La reprise des cours pétroliers mondiaux ralentit l’aggravation des déficits et met l’économie en sursis, bien que cet impact positif est contrebalancé par la facture des importations qui ne baisse pas en dépit des mesures dites d’encadrement du commerce extérieur.

C’est ce qui ressort en tout cas du dernier bulletin statistique sur l’évolution des indicateurs du commerce extérieur durant le 1er trimestre de l’année.
Au terme des trois premiers mois de 2018, l’Algérie a exporté pour 10,716 milliards de dollars (mds usd), en hausse de 20% par rapport à la même période de 2017. Les hydrocarbures ont représenté l’essentiel des ventes algériennes à l’étranger (93,6% du montant global des exportations) en s’établissant à 10,03 mds usd contre 8,388 mds usd de janvier à mars 2017, soit une hausse de 1,64 mds usd (+19,6%).
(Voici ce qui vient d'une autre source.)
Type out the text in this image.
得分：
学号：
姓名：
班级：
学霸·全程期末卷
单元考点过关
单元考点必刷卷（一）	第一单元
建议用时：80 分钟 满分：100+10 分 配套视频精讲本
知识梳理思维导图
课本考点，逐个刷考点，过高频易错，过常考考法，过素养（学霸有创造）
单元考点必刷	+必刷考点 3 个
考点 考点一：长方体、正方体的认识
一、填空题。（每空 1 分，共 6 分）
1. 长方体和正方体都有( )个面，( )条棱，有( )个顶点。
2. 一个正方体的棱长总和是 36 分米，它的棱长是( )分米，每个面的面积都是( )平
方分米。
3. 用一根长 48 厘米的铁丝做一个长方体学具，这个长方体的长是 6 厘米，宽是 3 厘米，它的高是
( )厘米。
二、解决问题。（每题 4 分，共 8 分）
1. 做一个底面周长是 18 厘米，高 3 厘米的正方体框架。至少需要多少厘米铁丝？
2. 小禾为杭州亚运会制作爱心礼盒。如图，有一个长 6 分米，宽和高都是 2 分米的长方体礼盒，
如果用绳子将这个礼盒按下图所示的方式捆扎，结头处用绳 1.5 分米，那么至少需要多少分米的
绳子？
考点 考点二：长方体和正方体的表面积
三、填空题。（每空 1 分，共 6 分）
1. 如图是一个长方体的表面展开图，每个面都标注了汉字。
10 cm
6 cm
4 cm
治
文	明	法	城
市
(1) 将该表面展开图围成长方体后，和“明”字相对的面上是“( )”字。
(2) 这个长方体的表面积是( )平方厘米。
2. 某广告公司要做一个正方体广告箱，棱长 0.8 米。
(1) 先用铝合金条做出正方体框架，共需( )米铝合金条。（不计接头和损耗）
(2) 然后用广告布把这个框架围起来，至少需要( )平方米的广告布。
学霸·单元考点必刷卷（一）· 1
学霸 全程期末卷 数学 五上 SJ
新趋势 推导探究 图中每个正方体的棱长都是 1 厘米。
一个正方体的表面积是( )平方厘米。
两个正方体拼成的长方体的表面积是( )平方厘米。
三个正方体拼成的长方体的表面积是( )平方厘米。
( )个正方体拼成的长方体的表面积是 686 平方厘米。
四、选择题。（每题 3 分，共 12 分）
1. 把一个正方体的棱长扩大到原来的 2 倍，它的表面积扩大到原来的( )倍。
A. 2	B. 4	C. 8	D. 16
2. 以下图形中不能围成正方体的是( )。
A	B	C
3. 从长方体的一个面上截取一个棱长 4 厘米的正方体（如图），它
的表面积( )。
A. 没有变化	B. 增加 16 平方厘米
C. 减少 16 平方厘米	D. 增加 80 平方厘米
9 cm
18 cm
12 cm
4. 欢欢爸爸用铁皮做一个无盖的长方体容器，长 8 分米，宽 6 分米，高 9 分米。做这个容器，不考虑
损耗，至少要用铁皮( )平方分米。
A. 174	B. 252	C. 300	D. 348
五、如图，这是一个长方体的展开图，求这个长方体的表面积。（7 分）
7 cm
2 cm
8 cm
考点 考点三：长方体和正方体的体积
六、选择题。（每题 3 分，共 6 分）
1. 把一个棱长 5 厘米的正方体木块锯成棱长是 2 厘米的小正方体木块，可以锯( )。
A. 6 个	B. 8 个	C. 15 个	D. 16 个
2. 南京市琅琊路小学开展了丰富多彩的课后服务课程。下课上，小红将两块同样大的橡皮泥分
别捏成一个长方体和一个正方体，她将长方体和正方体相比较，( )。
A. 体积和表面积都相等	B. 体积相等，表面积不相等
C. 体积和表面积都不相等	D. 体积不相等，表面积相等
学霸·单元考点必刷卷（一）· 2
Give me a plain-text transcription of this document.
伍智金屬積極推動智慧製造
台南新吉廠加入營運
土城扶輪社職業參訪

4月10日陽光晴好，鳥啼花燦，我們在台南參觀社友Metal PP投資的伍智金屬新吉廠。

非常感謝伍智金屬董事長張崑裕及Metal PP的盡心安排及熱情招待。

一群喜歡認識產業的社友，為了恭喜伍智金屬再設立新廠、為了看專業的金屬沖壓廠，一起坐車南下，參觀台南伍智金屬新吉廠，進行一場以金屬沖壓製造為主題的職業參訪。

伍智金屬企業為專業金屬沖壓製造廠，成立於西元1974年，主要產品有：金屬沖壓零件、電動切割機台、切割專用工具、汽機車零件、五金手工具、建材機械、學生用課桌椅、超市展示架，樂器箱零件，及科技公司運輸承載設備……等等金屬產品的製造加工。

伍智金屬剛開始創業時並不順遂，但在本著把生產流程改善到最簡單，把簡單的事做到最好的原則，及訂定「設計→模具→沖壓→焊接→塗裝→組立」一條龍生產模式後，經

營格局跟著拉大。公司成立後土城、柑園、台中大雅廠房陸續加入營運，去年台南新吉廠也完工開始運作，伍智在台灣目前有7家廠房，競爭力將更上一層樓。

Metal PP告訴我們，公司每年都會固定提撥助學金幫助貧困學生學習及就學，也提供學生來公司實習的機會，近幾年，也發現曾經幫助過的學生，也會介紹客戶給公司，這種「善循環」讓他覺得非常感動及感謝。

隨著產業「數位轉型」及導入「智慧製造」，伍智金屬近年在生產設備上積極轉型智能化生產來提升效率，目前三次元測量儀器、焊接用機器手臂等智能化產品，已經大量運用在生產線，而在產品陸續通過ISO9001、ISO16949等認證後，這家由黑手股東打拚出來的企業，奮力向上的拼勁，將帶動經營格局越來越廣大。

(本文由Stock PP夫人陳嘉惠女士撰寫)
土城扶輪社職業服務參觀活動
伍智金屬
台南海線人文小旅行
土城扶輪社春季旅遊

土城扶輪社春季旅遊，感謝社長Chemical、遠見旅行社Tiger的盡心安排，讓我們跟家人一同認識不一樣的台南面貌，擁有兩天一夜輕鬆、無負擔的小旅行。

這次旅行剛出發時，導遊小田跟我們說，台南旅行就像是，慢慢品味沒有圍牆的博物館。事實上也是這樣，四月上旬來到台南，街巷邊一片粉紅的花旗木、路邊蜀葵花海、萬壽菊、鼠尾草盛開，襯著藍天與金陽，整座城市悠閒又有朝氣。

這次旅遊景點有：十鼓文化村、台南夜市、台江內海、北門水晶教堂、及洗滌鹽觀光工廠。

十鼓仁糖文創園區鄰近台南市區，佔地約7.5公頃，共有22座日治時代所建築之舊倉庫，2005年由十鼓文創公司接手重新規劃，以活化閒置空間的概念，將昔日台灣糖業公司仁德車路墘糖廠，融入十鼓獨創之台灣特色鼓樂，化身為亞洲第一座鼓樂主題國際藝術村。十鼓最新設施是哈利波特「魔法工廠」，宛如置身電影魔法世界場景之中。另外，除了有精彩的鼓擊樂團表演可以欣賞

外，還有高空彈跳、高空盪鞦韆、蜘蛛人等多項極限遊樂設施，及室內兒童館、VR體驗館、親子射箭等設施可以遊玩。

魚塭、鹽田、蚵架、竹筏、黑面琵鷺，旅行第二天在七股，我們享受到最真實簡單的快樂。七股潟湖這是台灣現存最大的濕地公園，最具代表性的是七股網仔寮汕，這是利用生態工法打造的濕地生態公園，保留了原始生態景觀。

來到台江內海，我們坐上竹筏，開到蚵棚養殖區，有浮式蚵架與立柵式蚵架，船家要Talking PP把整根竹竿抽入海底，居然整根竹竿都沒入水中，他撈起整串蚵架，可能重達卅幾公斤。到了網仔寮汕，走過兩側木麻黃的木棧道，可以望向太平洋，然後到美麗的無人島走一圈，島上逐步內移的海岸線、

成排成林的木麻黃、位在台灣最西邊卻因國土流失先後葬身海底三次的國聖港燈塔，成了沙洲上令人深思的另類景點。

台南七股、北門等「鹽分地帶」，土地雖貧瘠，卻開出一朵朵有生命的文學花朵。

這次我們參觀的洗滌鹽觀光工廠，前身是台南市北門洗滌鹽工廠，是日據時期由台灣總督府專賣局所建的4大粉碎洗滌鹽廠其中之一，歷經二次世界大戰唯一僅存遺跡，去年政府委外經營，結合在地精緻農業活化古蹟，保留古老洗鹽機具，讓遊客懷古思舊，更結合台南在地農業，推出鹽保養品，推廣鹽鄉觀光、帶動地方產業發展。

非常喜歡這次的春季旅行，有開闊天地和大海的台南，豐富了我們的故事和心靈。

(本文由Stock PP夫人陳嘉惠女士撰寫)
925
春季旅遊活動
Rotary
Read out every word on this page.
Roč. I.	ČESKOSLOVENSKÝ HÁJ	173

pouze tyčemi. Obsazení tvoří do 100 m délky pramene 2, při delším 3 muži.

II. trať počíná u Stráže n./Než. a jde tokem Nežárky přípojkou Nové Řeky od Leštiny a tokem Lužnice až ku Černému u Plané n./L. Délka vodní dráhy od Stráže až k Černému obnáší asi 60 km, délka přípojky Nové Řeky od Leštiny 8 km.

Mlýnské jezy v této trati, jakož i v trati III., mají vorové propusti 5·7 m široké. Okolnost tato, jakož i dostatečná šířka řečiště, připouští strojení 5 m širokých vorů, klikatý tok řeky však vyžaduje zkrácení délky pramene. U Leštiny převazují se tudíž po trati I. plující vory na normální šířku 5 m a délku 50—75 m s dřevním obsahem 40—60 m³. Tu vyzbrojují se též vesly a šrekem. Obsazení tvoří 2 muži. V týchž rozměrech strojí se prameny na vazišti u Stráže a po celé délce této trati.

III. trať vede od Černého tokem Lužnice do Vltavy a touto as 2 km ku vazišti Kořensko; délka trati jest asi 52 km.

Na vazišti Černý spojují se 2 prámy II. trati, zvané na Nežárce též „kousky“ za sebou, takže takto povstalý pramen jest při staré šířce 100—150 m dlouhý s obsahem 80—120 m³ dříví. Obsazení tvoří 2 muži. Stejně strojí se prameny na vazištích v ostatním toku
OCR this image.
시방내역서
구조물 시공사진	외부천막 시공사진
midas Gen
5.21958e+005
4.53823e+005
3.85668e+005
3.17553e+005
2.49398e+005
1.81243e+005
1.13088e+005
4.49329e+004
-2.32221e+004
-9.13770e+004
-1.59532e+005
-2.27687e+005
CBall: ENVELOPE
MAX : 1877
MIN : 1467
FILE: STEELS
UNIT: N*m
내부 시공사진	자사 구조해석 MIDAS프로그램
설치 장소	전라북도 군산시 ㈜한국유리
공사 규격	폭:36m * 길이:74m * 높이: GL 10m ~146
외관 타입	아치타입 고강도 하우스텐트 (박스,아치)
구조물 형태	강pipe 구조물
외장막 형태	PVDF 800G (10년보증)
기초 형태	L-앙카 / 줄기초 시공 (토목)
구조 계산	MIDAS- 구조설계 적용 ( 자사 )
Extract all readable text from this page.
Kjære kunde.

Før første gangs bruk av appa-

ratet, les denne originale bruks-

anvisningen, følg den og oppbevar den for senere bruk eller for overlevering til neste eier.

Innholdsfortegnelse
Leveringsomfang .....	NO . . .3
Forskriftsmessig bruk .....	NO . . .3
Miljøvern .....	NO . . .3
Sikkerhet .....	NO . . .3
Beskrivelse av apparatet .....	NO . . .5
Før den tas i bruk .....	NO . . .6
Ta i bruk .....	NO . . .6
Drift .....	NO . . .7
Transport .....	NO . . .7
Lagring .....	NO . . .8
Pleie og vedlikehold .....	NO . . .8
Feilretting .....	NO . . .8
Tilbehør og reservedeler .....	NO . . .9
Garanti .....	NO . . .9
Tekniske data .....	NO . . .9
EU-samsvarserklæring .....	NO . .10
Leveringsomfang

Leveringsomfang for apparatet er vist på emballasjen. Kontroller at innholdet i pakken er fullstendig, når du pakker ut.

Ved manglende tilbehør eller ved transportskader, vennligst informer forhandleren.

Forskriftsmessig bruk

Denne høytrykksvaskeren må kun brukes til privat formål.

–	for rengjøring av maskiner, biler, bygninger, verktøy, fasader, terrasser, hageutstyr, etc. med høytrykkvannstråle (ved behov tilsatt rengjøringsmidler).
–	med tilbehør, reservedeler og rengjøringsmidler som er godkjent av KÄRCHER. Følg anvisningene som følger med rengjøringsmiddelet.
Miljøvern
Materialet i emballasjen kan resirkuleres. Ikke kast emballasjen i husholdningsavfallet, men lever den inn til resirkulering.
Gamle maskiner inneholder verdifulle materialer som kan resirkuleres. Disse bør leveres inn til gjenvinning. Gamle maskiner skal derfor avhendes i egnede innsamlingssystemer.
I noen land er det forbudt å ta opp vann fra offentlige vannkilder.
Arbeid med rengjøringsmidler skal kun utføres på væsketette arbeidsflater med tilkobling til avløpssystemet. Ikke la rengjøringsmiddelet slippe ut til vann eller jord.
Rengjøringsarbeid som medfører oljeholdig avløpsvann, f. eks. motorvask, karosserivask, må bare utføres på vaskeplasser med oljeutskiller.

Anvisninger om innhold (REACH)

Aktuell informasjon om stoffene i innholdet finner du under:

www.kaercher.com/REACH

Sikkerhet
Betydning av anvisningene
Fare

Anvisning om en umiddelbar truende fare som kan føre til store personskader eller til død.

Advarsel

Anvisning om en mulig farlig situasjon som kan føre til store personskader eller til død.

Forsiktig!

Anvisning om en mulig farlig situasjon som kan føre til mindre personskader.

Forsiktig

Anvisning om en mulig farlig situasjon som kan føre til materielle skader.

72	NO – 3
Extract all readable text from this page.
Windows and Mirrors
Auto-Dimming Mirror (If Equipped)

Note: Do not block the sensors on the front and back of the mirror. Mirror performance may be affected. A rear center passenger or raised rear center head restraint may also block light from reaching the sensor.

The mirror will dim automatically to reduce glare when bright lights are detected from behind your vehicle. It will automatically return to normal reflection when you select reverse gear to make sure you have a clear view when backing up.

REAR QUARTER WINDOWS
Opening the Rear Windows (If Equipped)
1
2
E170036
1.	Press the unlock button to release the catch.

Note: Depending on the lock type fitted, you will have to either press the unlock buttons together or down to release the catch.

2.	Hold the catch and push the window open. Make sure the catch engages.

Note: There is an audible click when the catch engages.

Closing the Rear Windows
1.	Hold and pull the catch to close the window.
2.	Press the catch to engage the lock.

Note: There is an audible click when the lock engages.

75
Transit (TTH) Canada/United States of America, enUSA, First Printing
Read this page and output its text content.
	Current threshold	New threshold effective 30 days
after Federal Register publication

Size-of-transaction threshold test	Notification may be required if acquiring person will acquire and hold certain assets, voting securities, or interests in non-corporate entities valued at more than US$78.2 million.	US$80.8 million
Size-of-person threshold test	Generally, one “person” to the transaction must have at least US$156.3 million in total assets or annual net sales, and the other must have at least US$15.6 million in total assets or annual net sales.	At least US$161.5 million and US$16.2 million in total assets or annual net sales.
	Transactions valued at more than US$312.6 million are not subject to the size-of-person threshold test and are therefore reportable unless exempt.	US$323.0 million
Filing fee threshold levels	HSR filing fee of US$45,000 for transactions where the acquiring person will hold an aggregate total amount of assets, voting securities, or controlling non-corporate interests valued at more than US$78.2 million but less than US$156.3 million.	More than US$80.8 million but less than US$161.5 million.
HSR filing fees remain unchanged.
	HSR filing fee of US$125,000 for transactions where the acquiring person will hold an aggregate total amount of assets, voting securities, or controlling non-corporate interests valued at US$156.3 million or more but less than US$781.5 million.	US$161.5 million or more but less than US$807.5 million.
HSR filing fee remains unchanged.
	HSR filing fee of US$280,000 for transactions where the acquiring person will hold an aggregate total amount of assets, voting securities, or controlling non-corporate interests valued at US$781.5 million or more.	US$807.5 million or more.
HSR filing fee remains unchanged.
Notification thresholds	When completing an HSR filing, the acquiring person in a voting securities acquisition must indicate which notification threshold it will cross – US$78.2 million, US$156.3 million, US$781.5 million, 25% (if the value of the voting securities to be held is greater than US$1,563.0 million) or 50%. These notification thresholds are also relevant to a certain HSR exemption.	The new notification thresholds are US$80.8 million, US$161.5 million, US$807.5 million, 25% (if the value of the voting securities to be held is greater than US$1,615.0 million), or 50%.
La hausse de la valeur des exportations conséquemment à la remontée des cours du Brent, qui se négocie actuellement à plus de 70 dollars le baril, a fait reculer le déficit commercial qui s’était établi à 490 millions de dollars durant le 1er trimestre 2018, contre 2,98 milliards de dollars durant la même période de 2017. La baisse est de 2,49 milliards de dollars, correspondant à un recul de 83,6% du déficit commercial du pays, apprend-on auprès de l’administration douanière. Il persiste néanmoins une ombre au tableau de ces améliorations, et de taille :  les importations ne baissent pas. Elles se sont chiffrées à 11,2 mds usd au premier trimestre 2018 contre 11,92 mds usd à la même période de l’année   écoulée, soit une baisse de 714 millions de dollars seulement (-6%).  Au rythme où vont les choses, l’économie de 10 à 15 milliards de dollars que s’est fixé le gouvernement au tout début de l’exercice serait jusqu’ici improbable. Et pourtant, un arsenal de mesures administratives, fiscales et bancaires a été mis en place pour ramener la facture des importations à des niveaux soutenables, soit entre 30 à 35 milliards de dollars. Force est de constater que le gouvernement est loin du compte, si l’on tient compte des statistiques de l’administration douanière.
Certaines importations semblent être difficilement compressibles, à l’image du groupe énergie et lubrifiants (carburants), dont la facture a grimpé à 481 millions de dollars, en hausse de plus de 31%. Les produits bruts ont été importés pour 463 millions en hausse de 5%, alors que les demi-produits ont été importés pour 2,74 mds usd, marquant une progression de 3%. Par contre, des baisses d’importations significatives ont été relevées pour les biens d’équipements agricoles et industriels et les biens de consommation non alimentaires, tandis que les importations des produits alimentaires ont enregistré un très léger recul. La facture d’importation des biens d’équipements agricoles s’est établie à 114 millions de dollars (-38,4%) au 1er trimestre 2018, celle des biens d’équipements industriels à 3,4 mds usd (-15,21%), tandis que l’importation des biens de consommation non alimentaires a coûté 1,767 mds usd (-12,2%). Quant à la facture des biens alimentaires, elle s’est établie à 2,245 mds usd au 1er trimestre 2018, en recul de 0,22%, soit une baisse de 5 millions de dollars entre les deux périodes de comparaison.
Les économies réalisées au terme du premier trimestre de l’année, marginales à plus d’un titre, se retrouvent dans les postes non alimentaires, à savoir dans les groupes des biens d’équipements industriels, agricoles et de consommation non alimentaires. Ce qui veut dire qu’il y a encore des niches où des économies sont possibles au-delà de l’effort orienté vers les biens de consommation alimentaires et non alimentaires. Le nouveau mécanisme d’encadrement des importations mis en application depuis janvier 2018, en substitution au dispositif des licences, repose sur trois piliers essentiels.  Le premier porte sur des mesures à caractère tarifaire prévues par les dispositions de la loi de finances pour 2018, dont l’élargissement de la liste des marchandises soumises à la taxe intérieure de consommation (TIC) au taux de 30%, pour 10 familles de produits finis ainsi que le relèvement des droits de douane pour 32 familles de produits finis. Quant au deuxième, il est essentiellement à caractère quantitatif, dont la suspension provisoire à l’importation de 45 familles de produits finis et la mise en place d’un contingent quantitatif pour les véhicules automobiles. Le troisième pilier renvoie à d’autres dispositions à caractères bancaire et administratif, à l’instar de l’exigence d’une domiciliation bancaire préalable et une couverture financière à 120% du montant de l’opération, ainsi que de divers documents relatifs à la qualité des produits importés, voire à une autorisation préalable des instances en charge du commerce extérieur. A l’issue du premier trimestre de sa mise en application, le dispositif n’a pu réaliser qu’une maigre moisson de 714 millions de dollars.